Credit Reports In The Philippines — What You Need To Know
Not getting approved for that new credit card? Got a bad rate on your personal loans? It probably has something to do with your credit history. Your credit history is the single biggest factor that affects the likelihood of you getting approved for loans or credit cards. It also affects the interest rates you get on the money you borrow — if you’ve got a good credit history, you’ll get the most favorable rates, but if you’ve got a bad one, you’ll get worse ones.
Learn the basics of a Philippine credit report by reading on:
What is a ‘credit history’ anyway?
A credit history is an account of how you’ve used your credit over the years that shows your responsibility in repaying your debts. Banks use this history to determine whether you’ll be likely to make payments on time or not.

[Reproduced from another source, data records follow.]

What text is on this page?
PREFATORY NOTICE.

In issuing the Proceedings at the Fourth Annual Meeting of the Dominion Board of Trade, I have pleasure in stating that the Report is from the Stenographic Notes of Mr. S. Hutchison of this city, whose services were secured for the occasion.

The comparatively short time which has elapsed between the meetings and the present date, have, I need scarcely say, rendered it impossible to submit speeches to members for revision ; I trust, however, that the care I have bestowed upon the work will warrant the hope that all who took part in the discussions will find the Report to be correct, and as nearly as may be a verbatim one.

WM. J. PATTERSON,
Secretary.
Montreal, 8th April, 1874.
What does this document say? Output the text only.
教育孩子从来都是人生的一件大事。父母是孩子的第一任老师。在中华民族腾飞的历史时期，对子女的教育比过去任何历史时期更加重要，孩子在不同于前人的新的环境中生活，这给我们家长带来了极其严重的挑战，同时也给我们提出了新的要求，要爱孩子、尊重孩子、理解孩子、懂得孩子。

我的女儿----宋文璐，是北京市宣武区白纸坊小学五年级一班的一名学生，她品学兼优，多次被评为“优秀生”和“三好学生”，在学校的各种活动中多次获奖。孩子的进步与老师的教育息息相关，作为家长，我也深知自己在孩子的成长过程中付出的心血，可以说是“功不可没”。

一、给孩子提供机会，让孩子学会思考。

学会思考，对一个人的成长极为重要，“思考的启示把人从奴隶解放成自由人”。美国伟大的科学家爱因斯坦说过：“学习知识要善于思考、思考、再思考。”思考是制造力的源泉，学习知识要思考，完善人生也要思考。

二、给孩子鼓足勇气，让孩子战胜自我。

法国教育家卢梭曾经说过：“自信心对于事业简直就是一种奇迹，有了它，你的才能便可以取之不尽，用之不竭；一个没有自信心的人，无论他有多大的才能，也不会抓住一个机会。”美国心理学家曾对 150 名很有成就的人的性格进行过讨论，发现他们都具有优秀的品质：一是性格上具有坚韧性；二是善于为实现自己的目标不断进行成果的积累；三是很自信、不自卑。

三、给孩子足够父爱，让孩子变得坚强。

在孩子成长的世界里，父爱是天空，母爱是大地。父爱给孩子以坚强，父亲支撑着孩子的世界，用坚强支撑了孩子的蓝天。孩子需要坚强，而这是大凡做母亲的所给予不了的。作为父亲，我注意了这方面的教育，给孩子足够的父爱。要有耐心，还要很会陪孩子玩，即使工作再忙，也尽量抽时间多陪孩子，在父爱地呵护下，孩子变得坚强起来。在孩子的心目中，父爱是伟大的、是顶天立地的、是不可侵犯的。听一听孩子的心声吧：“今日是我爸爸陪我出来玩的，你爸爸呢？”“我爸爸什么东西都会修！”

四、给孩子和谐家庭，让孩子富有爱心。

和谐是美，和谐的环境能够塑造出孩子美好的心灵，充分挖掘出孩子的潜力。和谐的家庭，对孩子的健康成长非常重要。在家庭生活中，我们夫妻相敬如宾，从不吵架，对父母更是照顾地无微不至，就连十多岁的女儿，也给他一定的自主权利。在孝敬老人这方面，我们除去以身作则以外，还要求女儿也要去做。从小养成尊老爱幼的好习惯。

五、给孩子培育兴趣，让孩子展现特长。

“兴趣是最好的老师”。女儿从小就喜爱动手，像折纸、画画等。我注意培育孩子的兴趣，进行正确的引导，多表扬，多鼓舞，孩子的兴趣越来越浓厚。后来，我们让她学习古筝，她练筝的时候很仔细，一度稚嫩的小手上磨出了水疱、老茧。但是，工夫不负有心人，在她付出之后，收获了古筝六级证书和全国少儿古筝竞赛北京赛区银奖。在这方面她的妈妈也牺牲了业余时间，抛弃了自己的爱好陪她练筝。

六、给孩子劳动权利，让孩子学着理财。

There’s still no centralized credit reporting in the Philippines like there is in the US, where 300 is a bad credit score and 850 is the best. Because of this, “most big banks either rely on an internal database (record of past and existing clients’ handling of both lending and deposit accounts) or external sources,” says Alex Ilagan, executive director and spokesperson of the Credit Card Association of the Philippines (CCAP), in an email interview with iMoney Philippines. The most common external sources are the Bankers Association of the Philippines Credit Bureau or the CCAP C4 (Consolidated Cancelled Credit Cards) negative file.
Back in September 2013, the Inquirer reported that the Credit Information Corporation (CIC), a centralized national credit bureau, was expected to start operating in December 2014. Jaime Garchitorena, president and CEO of CIC, said in an interview with ANC’s On the Money that the bureau should be up and running by the end of 2015/early 2016.
Until then, there’s TransUnion, one of largest credit reporting agencies, which has been operating in the Philippines since 2011. They’re partnered with BPI, Banco de Oro, Metrobank, HSBC, and Citibank. The partnership created a centralized credit-information system that collects credit data. However, according to Ilagan, “the cost is very prohibitive and access is limited to member banks only,” meaning that banks who have not partnered with TransUnion don’t have access to the reports they provide.
What goes into your credit report?
At its launch in 2011, TransUnion East Asia’s president said that they had “started to gather personal information on credit card borrowers, their educational background, credit record, employment history and other data that would allow banks and financial institutions to manage risks associated with lending,” according to Business Mirror.
Your credit history with TransUnion has the following sections:
- Consumer-identifying information such as name and government-issued identification number
- Account histories of your bill-paying record with credit grantors
- Public records of items that may affect your creditworthiness, including bankruptcies, tax liens and court judgments
- Consumer statement of data in your credit history that you have disputed
- Inquiries, which list the companies that have requested your credit history
TransUnion gets this data from its partner institutions as well as public records. Partner banks can request TransUnion’s information, and along with your other records, they use that information to make decisions. However, an agency like TransUnion doesn’t make credit decisions — that’s 100% up to the banks themselves — they just give information.
How do banks use your credit report?
For example, you’ve taken out a loan with Bank A, and they’re partnered with a credit reporting agency. Bank A will report your payment activity with them, and the agency keeps a record of these reports.
When you go to Bank B to open a new credit card, they’ll request a copy of your report from the agency (if Bank B is partnered too) so they can see your past credit and payment history, which will include your loan and payment activity with Bank A. Bank B will then use this information to decide whether to approve you for a credit card or not.
If you’re on time with all your payments and you don’t have too much debt already, great! Bank B will approve you because you’re probably a good credit risk. If you’ve missed many payments or have taken out a lot of loans from different banks, Bank B will be less likely to approve you because you’re probably a bad credit risk.
How can you have a good credit history?
- Start building a good credit history early. Having a credit card and making regular payments on it is one of the easiest ways to build your credit history and reassure banks that you’re a good credit risk. Check out these starter credit cards and start building your credit history ASAP. But you have to be disciplined and pay it off every month (or at least a huge chunk of it so you lessen the interest you have to pay).
- Don’t miss payments. “A good credit history consists of a track record of several years with no missed payments on due date,” Ilagan says. Paying on time is one of the biggest contributors to your credit score. Simply making payments on time will have a good impact on your history.
- If you’ve missed payments, get back on track. Sometimes, missing payments is unavoidable. But catch up with payments as soon as you can to lessen the bad effect it has on your credit history. According to Ilagan, if your overdue accounts don’t exceed 30 days, “this is usually interpreted that missed payments were unintentional, forgot the due date or did not receive billing statement on time,” and your credit history will remain good.
- Keep debts low. Having a lot of revolving debt reflects badly on your credit history. Reduce your debts — in the US, it’s recommended that you keep your debt-to-credit ratio at 30%. Meaning, if your credit limit is P100,000, your balance should be P30,000 or less.
- Keep all of the good work up. Having a good credit history isn’t a quick fix. You’ll need to be consistent, and to keep up your good credit behavior over many years.